Tilemachos Vissariou

No. 13 – Doxa Lefkadas
- Position: Small forward
- League: GBL

Personal information
- Born: January 28, 2002 (age 24) Larisa, Greece
- Listed height: 6 ft 6.5 in (1.99 m)
- Listed weight: 205 lb (93 kg)

Career information
- Playing career: 2019–present

Career history
- 2019–2021: Peristeri
- 2021–2022: Larisa
- 2022–2024: Apollon Patras
- 2024: Keravnos Strovolou
- 2024–2025: Aris Thessaloniki
- 2025: NE Megaridas
- 2025–2026: Prishtina
- 2026–present: Doxa Lefkadas

= Tilemachos Vissariou =

Greek basketball player

Tilemachos Vissariou (Τηλέμαχος Βησσαρίου; born January 28, 2002) is a Greek professional basketball player.
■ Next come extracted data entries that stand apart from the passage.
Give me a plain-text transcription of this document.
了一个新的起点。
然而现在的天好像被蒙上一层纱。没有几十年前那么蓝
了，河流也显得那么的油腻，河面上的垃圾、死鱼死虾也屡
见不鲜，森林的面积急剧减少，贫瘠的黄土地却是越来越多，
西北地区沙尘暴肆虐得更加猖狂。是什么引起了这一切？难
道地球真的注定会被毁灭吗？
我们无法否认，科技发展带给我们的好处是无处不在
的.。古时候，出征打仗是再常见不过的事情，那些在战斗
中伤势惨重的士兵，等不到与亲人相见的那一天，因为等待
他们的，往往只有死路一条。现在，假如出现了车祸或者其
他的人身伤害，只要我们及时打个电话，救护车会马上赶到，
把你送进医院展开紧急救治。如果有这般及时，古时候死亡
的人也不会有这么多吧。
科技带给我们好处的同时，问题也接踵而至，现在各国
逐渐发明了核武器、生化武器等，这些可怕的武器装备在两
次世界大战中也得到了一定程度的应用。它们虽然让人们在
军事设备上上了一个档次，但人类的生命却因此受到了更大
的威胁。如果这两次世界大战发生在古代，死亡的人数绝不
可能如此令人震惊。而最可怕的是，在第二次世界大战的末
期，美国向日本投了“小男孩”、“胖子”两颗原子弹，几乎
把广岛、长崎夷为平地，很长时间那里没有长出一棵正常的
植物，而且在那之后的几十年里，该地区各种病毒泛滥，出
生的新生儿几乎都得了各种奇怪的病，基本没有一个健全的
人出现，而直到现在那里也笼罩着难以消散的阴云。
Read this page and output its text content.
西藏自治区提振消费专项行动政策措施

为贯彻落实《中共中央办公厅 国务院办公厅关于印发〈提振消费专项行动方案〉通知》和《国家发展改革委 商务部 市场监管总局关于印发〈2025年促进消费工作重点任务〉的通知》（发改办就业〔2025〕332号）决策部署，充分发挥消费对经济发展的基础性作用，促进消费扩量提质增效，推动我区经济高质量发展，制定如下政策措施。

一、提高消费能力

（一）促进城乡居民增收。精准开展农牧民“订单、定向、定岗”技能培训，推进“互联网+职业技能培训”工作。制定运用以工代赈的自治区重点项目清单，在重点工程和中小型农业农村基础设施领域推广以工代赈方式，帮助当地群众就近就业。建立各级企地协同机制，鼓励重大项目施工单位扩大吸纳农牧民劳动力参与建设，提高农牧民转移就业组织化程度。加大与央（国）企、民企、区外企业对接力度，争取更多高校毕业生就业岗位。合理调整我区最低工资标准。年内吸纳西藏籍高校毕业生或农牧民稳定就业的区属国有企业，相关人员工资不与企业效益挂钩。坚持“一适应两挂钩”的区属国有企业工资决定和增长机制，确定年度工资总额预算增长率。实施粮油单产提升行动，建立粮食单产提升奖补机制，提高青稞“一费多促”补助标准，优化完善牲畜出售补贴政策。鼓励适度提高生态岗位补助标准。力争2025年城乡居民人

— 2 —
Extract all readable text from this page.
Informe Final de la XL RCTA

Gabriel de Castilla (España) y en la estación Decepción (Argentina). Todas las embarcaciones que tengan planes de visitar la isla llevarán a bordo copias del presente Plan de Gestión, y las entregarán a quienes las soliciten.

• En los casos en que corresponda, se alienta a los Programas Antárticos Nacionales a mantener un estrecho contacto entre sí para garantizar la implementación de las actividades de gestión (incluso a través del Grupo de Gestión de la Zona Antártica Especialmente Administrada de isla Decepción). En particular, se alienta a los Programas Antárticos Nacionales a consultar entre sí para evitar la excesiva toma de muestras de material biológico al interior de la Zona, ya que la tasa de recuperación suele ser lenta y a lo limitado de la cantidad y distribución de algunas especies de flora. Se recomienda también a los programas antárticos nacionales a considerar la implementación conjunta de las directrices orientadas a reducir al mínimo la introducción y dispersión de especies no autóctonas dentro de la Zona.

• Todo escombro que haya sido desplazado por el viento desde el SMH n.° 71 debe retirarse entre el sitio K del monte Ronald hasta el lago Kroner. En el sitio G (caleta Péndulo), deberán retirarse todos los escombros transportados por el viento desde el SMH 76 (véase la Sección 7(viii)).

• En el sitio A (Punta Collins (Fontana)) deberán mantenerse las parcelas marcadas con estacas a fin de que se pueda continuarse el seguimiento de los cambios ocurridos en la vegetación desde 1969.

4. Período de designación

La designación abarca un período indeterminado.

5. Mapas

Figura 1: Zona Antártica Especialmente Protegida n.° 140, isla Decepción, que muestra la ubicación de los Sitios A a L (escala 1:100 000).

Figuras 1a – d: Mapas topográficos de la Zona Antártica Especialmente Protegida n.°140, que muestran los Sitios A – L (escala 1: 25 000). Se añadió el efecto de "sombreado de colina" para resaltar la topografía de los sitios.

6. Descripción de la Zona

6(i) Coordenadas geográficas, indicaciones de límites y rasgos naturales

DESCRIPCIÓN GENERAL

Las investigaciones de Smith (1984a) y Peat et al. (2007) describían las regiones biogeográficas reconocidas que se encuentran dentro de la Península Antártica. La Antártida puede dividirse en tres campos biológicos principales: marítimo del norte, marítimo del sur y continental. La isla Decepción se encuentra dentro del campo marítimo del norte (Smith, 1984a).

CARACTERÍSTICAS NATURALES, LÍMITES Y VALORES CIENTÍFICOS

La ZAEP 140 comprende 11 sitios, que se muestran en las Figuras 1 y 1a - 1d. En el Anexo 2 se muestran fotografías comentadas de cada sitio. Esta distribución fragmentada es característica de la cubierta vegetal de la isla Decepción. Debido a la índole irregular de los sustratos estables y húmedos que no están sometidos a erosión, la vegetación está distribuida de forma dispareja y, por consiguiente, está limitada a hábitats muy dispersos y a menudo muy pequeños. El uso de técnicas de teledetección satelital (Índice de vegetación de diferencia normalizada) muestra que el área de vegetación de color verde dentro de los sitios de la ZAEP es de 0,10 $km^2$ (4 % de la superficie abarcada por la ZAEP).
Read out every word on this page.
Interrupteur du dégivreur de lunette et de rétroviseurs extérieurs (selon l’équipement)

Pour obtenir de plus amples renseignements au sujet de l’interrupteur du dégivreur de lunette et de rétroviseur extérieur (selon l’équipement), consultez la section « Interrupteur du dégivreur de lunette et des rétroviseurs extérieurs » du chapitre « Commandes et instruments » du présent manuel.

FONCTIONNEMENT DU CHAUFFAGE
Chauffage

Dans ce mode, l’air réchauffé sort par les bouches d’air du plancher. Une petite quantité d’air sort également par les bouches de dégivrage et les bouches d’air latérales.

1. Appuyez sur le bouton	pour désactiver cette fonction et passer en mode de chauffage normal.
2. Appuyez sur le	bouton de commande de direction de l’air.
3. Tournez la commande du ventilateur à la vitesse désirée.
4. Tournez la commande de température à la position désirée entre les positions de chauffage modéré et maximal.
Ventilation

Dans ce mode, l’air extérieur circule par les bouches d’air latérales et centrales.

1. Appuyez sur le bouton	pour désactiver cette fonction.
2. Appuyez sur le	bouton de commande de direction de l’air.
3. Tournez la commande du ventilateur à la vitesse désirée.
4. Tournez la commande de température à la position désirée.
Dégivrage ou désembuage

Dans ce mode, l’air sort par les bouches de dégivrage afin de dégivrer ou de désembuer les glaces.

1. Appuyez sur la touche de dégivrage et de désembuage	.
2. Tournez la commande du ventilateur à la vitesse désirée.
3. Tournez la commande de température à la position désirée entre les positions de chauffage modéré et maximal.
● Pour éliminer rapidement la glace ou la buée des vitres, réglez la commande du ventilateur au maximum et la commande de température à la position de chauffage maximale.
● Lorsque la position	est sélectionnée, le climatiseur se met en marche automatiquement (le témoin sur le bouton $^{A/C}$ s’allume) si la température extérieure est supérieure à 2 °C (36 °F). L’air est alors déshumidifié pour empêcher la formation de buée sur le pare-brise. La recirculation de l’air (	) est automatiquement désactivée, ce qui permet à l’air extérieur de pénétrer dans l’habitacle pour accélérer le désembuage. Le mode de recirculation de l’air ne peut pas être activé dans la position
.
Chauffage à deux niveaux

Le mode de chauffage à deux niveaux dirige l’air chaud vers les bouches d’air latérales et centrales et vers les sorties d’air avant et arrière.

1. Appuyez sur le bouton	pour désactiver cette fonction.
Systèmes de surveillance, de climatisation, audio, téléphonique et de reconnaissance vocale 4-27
He is a 1.99 m tall and 93 kg (205 lb.) small forward.

==Professional career==
Vissariou played with the youth system program of Larisa Sports Academy before and Peristeri before starting his pro career in 2019. From 2019 to 2021, Vissariou played with Peristeri in the Greek Basket League, where he saw limited playing time.

In 2021, he joined Larisa and the following year, he joined Apollon Patras of the Greek Basket League.

On September 1, 2024, Vissariou joined Keravnos of the Cyprus Basketball Division 1.